При виде Эпименида (то был старец) толпа разразилась новыми, долго не смолкавшими криками радости. Восторгу, казалось, не будет конца, когда Солон, взяв из рук вблизи стоявшего гражданина масличную ветвь, взошел с ней на «Палладу» и, приблизившись к высокому гостю, от лица государства приветствовал его с благополучным прибытием.

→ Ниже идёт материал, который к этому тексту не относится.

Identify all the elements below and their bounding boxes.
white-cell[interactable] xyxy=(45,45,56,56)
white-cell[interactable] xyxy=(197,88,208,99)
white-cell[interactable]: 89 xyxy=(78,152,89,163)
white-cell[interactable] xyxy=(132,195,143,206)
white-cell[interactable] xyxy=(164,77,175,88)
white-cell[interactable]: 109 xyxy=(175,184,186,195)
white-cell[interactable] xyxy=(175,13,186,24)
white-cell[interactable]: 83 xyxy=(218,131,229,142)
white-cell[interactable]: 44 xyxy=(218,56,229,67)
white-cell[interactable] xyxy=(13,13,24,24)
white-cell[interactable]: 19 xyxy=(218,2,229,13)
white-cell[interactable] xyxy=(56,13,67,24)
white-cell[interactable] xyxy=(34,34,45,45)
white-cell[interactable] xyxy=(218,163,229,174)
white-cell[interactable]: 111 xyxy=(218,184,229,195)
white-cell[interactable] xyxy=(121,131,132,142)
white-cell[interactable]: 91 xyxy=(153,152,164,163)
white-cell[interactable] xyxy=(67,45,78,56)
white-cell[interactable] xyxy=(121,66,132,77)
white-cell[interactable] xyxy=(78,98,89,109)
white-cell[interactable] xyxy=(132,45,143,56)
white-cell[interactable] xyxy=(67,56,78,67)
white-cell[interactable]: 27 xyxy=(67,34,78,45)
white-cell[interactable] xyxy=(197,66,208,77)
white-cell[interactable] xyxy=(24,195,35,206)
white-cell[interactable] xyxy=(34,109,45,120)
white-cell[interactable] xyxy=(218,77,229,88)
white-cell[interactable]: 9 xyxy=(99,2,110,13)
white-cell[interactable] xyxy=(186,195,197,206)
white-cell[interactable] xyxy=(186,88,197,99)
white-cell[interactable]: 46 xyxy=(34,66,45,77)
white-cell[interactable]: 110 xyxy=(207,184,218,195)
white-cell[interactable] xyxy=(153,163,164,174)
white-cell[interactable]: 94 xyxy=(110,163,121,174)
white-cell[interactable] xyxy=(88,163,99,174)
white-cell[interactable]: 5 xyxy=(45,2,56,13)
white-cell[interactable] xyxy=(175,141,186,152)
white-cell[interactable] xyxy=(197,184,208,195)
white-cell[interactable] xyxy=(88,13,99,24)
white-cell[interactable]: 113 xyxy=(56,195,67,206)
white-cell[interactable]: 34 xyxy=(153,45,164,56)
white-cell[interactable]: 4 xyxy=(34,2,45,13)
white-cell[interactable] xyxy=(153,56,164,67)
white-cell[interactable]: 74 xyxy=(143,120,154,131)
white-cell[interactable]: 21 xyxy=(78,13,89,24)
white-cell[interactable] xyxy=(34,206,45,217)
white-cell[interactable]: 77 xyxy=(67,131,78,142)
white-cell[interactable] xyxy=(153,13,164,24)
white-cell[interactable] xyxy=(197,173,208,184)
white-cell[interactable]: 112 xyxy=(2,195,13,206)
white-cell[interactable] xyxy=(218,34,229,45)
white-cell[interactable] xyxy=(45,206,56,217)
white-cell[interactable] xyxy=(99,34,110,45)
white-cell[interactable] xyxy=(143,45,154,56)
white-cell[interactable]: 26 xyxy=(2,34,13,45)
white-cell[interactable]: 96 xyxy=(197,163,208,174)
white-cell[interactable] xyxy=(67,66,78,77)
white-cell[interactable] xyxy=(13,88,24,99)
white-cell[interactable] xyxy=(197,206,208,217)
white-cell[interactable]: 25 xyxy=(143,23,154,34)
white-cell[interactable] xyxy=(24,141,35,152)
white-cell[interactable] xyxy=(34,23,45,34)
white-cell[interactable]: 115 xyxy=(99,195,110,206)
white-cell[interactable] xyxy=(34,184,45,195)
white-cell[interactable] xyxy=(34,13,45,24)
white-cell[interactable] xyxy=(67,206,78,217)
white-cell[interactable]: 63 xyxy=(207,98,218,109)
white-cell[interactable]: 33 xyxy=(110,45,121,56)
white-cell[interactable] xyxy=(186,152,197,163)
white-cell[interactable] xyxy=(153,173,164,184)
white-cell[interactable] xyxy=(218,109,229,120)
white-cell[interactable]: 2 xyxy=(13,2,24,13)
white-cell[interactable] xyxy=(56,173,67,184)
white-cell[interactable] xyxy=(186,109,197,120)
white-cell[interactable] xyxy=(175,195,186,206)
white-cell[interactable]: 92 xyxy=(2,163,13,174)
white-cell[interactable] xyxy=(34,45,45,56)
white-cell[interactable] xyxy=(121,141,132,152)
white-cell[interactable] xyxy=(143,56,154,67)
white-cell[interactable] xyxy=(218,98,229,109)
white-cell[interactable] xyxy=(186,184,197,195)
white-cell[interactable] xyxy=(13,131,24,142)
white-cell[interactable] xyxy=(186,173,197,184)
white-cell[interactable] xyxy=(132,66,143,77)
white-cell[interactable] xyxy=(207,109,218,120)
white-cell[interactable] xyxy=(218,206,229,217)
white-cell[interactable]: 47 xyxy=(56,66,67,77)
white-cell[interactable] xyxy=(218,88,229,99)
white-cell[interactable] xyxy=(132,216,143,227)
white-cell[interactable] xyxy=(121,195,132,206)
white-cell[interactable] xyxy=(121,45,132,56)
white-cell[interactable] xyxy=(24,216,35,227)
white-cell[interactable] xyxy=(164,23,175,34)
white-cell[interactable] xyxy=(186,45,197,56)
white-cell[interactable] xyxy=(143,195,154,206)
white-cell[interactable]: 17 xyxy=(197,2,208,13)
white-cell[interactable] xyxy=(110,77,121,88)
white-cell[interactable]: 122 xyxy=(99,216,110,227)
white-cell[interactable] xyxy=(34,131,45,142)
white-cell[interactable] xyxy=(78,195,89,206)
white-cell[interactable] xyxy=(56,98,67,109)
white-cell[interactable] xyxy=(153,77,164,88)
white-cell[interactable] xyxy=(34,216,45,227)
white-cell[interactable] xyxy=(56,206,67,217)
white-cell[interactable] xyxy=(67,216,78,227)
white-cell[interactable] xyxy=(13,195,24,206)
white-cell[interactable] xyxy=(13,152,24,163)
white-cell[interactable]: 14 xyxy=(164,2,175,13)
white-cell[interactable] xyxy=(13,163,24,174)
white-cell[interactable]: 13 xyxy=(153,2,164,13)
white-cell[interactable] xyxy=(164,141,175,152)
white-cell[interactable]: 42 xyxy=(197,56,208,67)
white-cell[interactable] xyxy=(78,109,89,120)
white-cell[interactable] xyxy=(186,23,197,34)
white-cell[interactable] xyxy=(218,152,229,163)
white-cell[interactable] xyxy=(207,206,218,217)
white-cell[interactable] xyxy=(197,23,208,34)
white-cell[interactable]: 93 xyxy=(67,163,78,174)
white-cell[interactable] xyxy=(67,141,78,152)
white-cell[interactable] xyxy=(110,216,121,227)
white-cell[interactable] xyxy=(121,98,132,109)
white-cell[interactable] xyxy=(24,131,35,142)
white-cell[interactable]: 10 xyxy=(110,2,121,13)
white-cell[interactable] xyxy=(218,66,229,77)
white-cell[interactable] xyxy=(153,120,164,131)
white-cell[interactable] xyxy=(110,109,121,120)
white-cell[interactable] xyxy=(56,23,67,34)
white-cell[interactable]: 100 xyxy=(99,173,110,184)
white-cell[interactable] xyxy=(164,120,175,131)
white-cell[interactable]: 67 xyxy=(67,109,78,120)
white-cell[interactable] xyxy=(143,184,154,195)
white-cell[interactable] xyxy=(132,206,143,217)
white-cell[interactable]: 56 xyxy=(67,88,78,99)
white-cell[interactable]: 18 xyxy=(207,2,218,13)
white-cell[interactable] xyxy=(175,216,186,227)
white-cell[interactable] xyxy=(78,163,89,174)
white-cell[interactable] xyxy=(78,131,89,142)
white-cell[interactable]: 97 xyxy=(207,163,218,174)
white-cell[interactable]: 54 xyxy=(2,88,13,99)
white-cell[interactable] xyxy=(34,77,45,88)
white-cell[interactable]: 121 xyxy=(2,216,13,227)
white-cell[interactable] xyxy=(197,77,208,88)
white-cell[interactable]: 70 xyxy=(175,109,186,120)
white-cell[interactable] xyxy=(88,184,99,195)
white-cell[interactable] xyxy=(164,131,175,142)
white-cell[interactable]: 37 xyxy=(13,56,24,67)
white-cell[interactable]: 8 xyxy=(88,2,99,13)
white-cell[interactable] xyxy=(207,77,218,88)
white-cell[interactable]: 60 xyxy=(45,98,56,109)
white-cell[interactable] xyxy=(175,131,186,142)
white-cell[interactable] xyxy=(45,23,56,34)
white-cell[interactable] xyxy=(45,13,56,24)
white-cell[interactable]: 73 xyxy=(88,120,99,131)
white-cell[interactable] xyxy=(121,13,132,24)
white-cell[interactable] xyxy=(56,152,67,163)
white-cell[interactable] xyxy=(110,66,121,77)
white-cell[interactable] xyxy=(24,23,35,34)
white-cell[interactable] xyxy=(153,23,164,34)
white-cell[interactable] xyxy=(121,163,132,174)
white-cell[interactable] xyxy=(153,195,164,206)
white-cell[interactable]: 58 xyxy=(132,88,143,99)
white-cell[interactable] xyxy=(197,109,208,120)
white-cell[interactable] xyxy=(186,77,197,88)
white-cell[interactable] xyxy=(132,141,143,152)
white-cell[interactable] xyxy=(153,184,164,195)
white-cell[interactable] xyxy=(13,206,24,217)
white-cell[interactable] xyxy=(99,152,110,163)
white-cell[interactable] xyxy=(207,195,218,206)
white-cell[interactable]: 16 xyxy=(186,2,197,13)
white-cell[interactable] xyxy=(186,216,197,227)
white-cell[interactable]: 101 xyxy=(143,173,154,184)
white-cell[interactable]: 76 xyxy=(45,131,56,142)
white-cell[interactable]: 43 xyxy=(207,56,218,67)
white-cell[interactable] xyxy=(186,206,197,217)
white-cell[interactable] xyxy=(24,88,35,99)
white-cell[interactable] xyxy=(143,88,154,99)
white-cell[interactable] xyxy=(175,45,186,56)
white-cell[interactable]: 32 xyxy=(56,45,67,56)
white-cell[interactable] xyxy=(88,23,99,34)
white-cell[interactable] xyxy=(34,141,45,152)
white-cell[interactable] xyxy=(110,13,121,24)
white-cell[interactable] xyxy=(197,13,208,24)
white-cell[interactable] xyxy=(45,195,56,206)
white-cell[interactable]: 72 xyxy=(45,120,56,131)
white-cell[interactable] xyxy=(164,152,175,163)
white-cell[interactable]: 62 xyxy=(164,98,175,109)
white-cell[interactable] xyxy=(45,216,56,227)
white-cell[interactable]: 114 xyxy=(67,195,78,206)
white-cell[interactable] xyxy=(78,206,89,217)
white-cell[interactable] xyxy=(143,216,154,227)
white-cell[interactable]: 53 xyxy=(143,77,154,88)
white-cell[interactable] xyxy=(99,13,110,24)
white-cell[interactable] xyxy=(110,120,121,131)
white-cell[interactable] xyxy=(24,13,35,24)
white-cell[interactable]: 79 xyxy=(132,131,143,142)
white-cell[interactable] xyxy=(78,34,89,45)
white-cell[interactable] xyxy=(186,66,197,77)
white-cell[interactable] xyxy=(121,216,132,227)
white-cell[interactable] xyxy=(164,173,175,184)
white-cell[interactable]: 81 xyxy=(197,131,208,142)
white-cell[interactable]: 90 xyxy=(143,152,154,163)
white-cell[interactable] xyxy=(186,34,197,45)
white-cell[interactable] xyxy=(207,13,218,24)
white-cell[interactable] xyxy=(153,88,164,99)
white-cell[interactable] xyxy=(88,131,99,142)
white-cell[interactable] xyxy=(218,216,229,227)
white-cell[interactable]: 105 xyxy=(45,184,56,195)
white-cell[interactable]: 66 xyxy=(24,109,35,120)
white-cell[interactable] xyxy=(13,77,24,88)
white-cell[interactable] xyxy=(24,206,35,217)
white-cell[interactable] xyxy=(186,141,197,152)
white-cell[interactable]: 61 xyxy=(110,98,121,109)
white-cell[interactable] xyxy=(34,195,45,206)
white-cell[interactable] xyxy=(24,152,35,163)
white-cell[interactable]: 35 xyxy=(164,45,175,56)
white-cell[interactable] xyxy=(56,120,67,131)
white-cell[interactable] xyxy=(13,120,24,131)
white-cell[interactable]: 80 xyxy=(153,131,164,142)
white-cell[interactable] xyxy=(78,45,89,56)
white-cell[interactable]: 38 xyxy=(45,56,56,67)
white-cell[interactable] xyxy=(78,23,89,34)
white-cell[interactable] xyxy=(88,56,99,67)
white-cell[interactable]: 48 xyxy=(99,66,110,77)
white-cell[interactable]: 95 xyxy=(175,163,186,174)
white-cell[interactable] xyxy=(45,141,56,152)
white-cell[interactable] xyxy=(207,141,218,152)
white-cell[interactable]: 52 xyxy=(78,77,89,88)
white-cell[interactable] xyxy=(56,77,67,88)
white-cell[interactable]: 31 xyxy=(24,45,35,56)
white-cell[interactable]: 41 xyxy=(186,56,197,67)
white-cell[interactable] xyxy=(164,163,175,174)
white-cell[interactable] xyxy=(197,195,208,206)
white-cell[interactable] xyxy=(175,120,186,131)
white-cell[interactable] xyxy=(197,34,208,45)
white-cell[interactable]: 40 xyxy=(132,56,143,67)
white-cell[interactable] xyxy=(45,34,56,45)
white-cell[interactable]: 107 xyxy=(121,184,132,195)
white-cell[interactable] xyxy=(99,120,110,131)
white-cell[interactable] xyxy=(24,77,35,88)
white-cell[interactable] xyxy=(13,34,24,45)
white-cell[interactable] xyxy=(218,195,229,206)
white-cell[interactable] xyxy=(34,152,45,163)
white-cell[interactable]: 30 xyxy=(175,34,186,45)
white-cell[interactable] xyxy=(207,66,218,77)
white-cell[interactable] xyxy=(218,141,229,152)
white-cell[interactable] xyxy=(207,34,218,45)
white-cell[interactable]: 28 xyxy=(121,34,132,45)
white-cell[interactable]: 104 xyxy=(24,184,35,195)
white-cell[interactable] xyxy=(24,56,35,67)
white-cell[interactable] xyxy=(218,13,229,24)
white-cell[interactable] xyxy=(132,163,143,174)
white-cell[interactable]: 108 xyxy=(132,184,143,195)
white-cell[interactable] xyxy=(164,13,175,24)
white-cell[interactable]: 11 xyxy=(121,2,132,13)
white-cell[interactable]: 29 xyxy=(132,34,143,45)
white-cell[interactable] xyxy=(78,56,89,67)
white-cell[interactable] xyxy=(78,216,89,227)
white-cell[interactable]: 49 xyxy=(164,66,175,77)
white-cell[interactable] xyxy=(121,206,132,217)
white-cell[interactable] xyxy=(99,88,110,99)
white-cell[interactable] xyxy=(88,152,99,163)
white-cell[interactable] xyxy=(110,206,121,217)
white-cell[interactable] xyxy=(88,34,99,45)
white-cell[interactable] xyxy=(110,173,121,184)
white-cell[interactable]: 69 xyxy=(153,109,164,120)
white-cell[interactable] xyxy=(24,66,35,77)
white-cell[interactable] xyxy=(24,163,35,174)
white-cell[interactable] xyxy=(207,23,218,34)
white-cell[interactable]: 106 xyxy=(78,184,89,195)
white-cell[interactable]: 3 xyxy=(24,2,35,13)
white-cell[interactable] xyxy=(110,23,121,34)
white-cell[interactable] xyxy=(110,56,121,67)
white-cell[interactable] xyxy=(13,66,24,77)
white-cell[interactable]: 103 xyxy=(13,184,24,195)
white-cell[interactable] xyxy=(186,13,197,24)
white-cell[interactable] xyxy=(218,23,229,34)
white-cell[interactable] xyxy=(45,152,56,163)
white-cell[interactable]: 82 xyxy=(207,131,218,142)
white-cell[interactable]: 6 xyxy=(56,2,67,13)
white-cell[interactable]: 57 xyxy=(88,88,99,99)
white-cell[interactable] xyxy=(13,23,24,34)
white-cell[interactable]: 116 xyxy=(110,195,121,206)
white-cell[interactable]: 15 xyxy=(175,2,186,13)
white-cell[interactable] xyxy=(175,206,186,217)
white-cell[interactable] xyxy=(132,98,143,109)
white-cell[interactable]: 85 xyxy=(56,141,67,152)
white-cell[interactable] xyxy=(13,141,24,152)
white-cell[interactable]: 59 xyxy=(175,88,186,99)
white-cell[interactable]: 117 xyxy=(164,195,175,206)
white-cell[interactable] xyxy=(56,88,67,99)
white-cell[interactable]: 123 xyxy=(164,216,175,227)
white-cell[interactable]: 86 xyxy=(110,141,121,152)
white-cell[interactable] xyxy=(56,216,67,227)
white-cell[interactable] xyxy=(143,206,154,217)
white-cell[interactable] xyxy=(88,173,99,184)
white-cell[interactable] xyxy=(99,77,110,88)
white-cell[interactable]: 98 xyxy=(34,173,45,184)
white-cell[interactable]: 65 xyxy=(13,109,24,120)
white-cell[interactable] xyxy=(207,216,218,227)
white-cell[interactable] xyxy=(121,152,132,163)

Когда Эпименид поднялся с кресла, всех поразил его огромный рост. Казалось, сам бог Хронос спустился с небес и, опершись на плечо своего друга Солона, величавой, медленной походкой сходил с корабля. Затем, ступив на сушу, Эпименид воздел руки к небу и от лица своего и всех прибывших горячо возблагодарил вседержителя-Зевса и властного Посейдона, бога морей, за благополучное окончание плавания. На небольшом жертвеннике, воздвигнутом вблизи мостков и увенчанном гирляндами, взвился сизый дымок, и сейчас же запылало пламя, со всех сторон охватившее труп маленького ягненка, принесенного в жертву богам-небожителям. Когда жертвоприношение окончилось, тут же, на пристани, рослые рабы-лидийцы поставили золоченое кресло Эпименида на заранее приготовленные носилки и поместили на нем высокого гостя. Сопровождаемый архонтами, ареопагитами и пританами, Эпименид двинулся в путь к Афинам. За его носилками шли жрецы с масличными венками на головах. Шествие замыкал отряд флейтистов, за которыми густой толпой валило простонародье.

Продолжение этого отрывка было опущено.